Come in Contemplation e Irene of Boston, non esiste una conclusione definitiva, ma una mutazione, qualcosa si dissolve per riapparire trasfigurato.
In questo senso, l’album evoca l’immagine dell’Ouroboros: ciò che ritorna non è mai identico, ma rigenerato attraverso l’esperienza.
La scrittura orchestrale dialoga costantemente con l’improvvisazione, mantenendo un equilibrio sottile tra forma e libertà.
L’orchestra non è mai un semplice sfondo, ma un corpo vivo che respira con il solista, ampliandone il gesto e il respiro.
Al centro vi è un richiamo alla resistenza, in sintonia con l’asse etico e poetico di Marco Steiner, che riecheggia lo spirito del celebre verso di Dylan Thomas — «Do not go gentle into that good night» — trasformato qui in un’invocazione contemporanea: un rifiuto della rassegnazione, una ribellione contro la lenta estinzione della luce negli occhi umani.
Le sette tracce possono essere ascoltate come risposte musicali a questo richiamo.
BRANI
1 Cartographers of the Soul
2 The Essence of a Poem
3 Yearning Wings
4 Echoes of Qafiz
5 Light for the Other
6 Tarowean
7 Where It All Returns
ARISTI DI QUESTO ALBUM
INFORMAZIONI
Francesco Cafiso – Sassofono Alto / Composizioni / Arrangiamenti
Mauro Schiavone – Pianoforte / Arrangiamenti
Gabriele Evangelista – Contrabbasso
Marcus Gilmore – Batteria
London Symphony Orchestra diretta dal M° Tom Richards
Registrato il 10 settembre 2025 presso gli Angel Studios di Londra, e il 13 e 14 novembre 2025 presso il Tube Recording Studio a Fara Sabina, Italia.

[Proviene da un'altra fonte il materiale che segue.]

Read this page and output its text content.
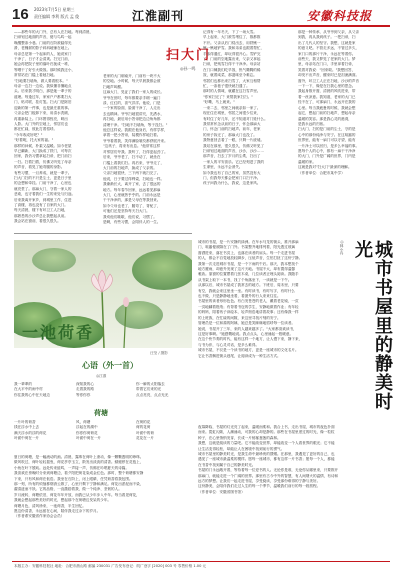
16 2023年7月5日 星期三
责任编辑 李利 版式 孟 俊	江淮副刊	安徽科技报
——那些年的大门外，总有人在扫地。每到清晨，
扫帚划过地面的声音，便与鸟鸣一起
唤醒整条小巷。门前的石阶被踏得光
滑，老槐树的影子斜斜地铺在地上。
母亲总是第一个起床的人，她说家门
干净了，日子才会清爽。扫完门前，
她会再把院子里的落叶归拢成一堆，
等晒干了好引火做饭。那时候我还小，
常常站在门槛上看她扫地。
"扫地要扫墙角，做人要看根本。"
母亲一边扫一边说。我似懂非懂地点
头。后来我才明白，那是她一辈子的
道理。每逢过年，家家户户都要扫大
门，贴对联，挂灯笼。扫大门是除旧
迎新的第一件事，也是最庄重的事。
父亲会把门板卸下来，用清水洗刷，
再重新装上。门环擦得锃亮，映出
人影。大门外的空地上，邻居们也
都在忙碌，彼此打着招呼。
"今年收成好吧？"
"好着呢，托大家的福。"
那样的问候，朴素又温暖。如今老屋
早已翻新，大门换成了铁门，可每次
回家，我仍习惯拿起扫帚，把门前扫
一扫。扫着扫着，仿佛又听见了母亲
的声音，看见了她弯腰的身影。
有些习惯，一旦养成，就是一辈子。
扫大门扫的不只是尘土，更是日子里
的念想和牵挂。门前干净了，心里也
就亮堂了。那扇大门，守着一家人的
悲欢，也守着我们一生的来处与归途。
后来我离开家乡，到城里工作，住进
了高楼，再也没有了自家的大门。
每天清晨，楼下有环卫工人扫地，
那熟悉的沙沙声总让我想起从前。
我会站在窗前，看很久很久。
扫大门
◎孙一鸣
老家的大门朝南开，门前有一块不大
的空地。小时候，每天早晨我都会被
扫地声叫醒。
这扇大门，见证了我们一家人的成长。
爷爷在世时，每年都要亲手刷一遍门
漆，红红的，喜气洋洋。他说，门是
一个家的脸面，脸面干净了，人走出
去也精神。爷爷扫地很讲究，先洒水，
再扫地，最后用小笤帚把边边角角都
清理干净。"扫地不扫墙角，等于没扫。"
他总这样说。我跟在他身后，有样学样，
拿着一把小笤帚，装模作样地扫着。
爷爷看着我，笑得满脸皱纹都舒展开来。
"这孩子，将来有出息。"他常常这样
对邻居们夸我。我听了，扫得更起劲了。
后来，爷爷老了，扫不动了，就坐在
门槛上看我们扫。再后来，爷爷走了，
大门前的扫地声，换成了父亲的。
父亲扫地很快，三下两下就扫完了。
他说，日子要过得利索，扫地也一样。
我渐渐长大，离开了家，去了很远的
地方。每年春节回家，远远看见那扇
大门，心里就热乎乎的。门前永远是
干干净净的，那是父母在等我回来。
如今父母也老了，腰弯了，背驼了，
可他们还是坚持每天扫大门。
我劝他们歇歇，他们说，习惯了。
是啊，有些习惯，会陪伴人的一生。
记得有一年冬天，下了一场大雪。
早上起来，大门被雪堵住了，推都推
不开。父亲从后门绕出去，用铁锹一
锹一锹地铲雪。我和弟弟也跟着帮忙，
手冻得通红，却玩得很开心。雪铲完
了，门前的空地露出来，父亲又拿起
扫帚，把残雪扫得干干净净。母亲站
在门口喊我们吃早饭，热气腾腾的稀
饭，就着咸菜，那滋味至今难忘。
邻居们也都出来扫雪了，大家互相帮
忙，一条巷子很快就扫通了。
那时的人情味，就藏在这扫雪声里。
"你家扫完了？来帮我家扫扫。"
"好嘞，马上就来。"
一来二去，邻里之间就亲如一家了。
现在住在城里，邻居之间很少往来，
有时住了好几年，还不知道对门姓什么。
我常常怀念从前的日子，怀念那扇大
门，怀念门前的扫地声。前年，老家
的房子拆迁了，那扇大门也没了。
我特意回去看了一眼，只剩一片废墟。
我站在那里，很久很久，仿佛又听见了
扫帚划过地面的声音，沙沙，沙沙……
那声音，扫去了岁月的尘埃，扫出了
一家人的平安喜乐。它已经刻进了我的
生命里，永远不会消失。
如今我也有了自己的家，虽然没有大
门，但我每天都会把家门口扫干净。
孩子问我为什么，我说，这是家风。
那是一种传承，从爷爷到父亲，从父亲
到我，再从我到孩子。一把扫帚，扫
出了几代人的坚守。我想，这就是家
的意义吧。不管走多远，不管过多久，
家门口的那片干净，永远在等着你。
前些天，我又梦见了老家的大门。梦
里，母亲站在门口，手里拿着扫帚，
笑着对我说："回来啦。"我想回答，
却发不出声音，醒来时已是泪流满面。
窗外，环卫工人正在扫地，沙沙的声音
一下一下，像是在扫我心里的思念。
我起身推开窗，清晨的风吹进来，带
着一丝凉意。我知道，老家的大门已
经不在了，可那扇门，永远开在我的
心里。每当我疲惫的时候，我就会想
起它，想起门前的扫地声，想起母亲
温暖的笑容。那是我心灵的港湾，
是我永远的归宿。
扫大门，扫的是门前的尘土，守的是
心中的那份纯净与安宁。在这喧嚣的
世界里，能有一扇门可以守望，能有
一片净土可以回归，是多么幸福的事。
愿每个人的心中，都有一扇干干净净
的大门，门外是广阔的世界，门内是
温暖的家。
这就是我对"扫大门"最深的理解。
（作者单位：合肥市某中学）
一池荷香
汪莹 / 摄影
心语（外一首）
◎江淮
我一辈辈的
在大平中的雨中村
你住我的心中在天地边
深知我的心
走着我的路
等你你你
你一瞬的太阳落去
带着它们来的光
点点亮亮，点点光光
荷塘
一片叶的荷香
钱在浮水中上去
满天浮水的浮的荷花
叶面中荷在一片
风，荷塘
浮起在的湖中
你你你荷荷花
叶面中荷在一片
在荷的花
荷的花荷
叶面中的荷
花花在一片
夏日的荷塘，是一幅流动的画。清晨，露珠在荷叶上滚动，像一颗颗透明的珍珠。
微风吹过，荷叶轻轻摇曳，荷花亭亭玉立，散发出淡淡的清香。蜻蜓停在花苞上，
小鱼在叶下嬉戏。远处传来蛙鸣，一声接一声，仿佛在吟唱夏天的诗篇。
我喜欢在傍晚时分来到荷塘边，看夕阳把荷花染成金红色。那时，整个荷塘都安静
下来，只有风和荷在低语。我坐在石阶上，闭上眼睛，任凭荷香将我包围。
那一刻，所有的烦恼都烟消云散了，心里只剩下宁静和满足。荷花出淤泥而不染，
濯清涟而不妖。它的品格，一直激励着我，做一个纯净、坚韧的人。
岁月流转，荷塘依旧，荷花年年开放，而我已从少年步入中年。每当看见荷花，
我就会想起那些美好的时光，想起那个在荷塘边发呆的少年。
荷塘月色，清风徐来，一池荷香，半生回忆。
愿这份清香，永远留在心间，陪伴我走过余下的岁月。
（作者系安徽省作家协会会员）
城市书屋里的静美时光
◎林小丹
城市的书屋，是一片安静的绿洲。在车水马龙的街头，推开那扇
门，喧嚣便被隔在了门外。书架整齐地排列着，阳光透过玻璃
窗洒进来，落在书页上，也落在读者的肩头。每一个走进书屋
的人，都会不自觉地放轻脚步，压低声音，生怕打扰了这份宁静。
我第一次走进城市书屋，是一个下雨的午后。那天，我本想找个
地方避雨，却意外发现了这片天地。书屋不大，却布置得温馨
雅致。靠窗的位置摆着几张木桌，几位读者正埋头阅读。我随手
从书架上取下一本书，找了个角落坐下，一读就是一下午。
从那以后，城市书屋成了我常去的地方。下班后，周末里，只要
有空，我就会来这里坐一坐。有时读书，有时写字，有时什么
也不做，只是静静地坐着，看窗外的行人来来往往。
书屋里的读者形形色色。有白发苍苍的老人，戴着老花镜，一页
一页地翻着报纸；有背着书包的学生，安静地做着作业；有年轻
的妈妈，陪着孩子读绘本，轻声细语地讲着故事；还有像我一样
的上班族，在忙碌的间隙，来这里寻找片刻的安宁。
管理员是一位和蔼的阿姨，她总是笑眯眯地招呼每一位读者。
她说，书屋开了三年，来的人越来越多了。"大家都喜欢读书，
这是好事啊。"她感慨地说。我点点头，心里涌起一股暖意。
在这个快节奏的时代，能有这样一个地方，让人慢下来，静下来，
与书为伴，与心灵对话，是多么难得。
城市书屋，不仅是一个读书的地方，更是一座城市的文化名片。
它让书香飘进街头巷尾，让阅读成为一种生活方式。
夜幕降临，书屋的灯光亮了起来，温暖而柔和。我合上书，走出书屋，城市的夜色扑面
而来。霓虹闪烁，人潮涌动，可我的心却是静的。那些在书屋里度过的时光，像一粒粒
种子，在心里悄悄发芽，长成一片郁郁葱葱的森林。
我想，这就是阅读的力量吧。它不能改变世界，却能改变一个人看世界的眼光；它不能
让生活变得轻松，却能让人在困境中找到前行的勇气。
城市书屋里的静美时光，是我生命中最珍贵的馈赠。在那里，我遇见了更好的自己，也
遇见了一座城市最温柔的模样。愿每一座城市，都有这样一片书香；愿每一个人，都能
在书香中找到属于自己的静美时光。
书屋的门永远敞开着，等待着每一位爱书的人。无论你是谁，无论你从哪里来，只要推开
那扇门，就能走进一个广阔的世界。那里有古今中外的智慧，有人间烟火的温情，有诗和
远方的梦想。让我们一起走进书屋，享受阅读，享受那份难得的宁静与美好。
这份静美，会陪伴我们走过人生的每一个季节，温暖我们前行的每一段旅程。
（作者单位：安徽省图书馆）
本版主办：安徽科技报社 地址：合肥市潜山路 邮编 230031 广告发布登记：皖广登字 [2020] 003 号 零售价格 1.00 元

Ingegneria del suono a cura di Riccardo Piparo, Mat Bartram e Francesco Lupi
Missato da Riccardo Piparo presso Cantieri 51 a Palermo, Italia
Masterizzato da Roberto Romano presso OS3 Studios, Roma, Italia
Artwork di Giovanni Robustelli
Storytelling di Marco Steiner
Produzione artistica: EFLAT Records
Produzione esecutiva: Athena Produzioni
Main Sponsor: Vittoria Tomatoes
Supporting Sponsor: Siriac S.R.L.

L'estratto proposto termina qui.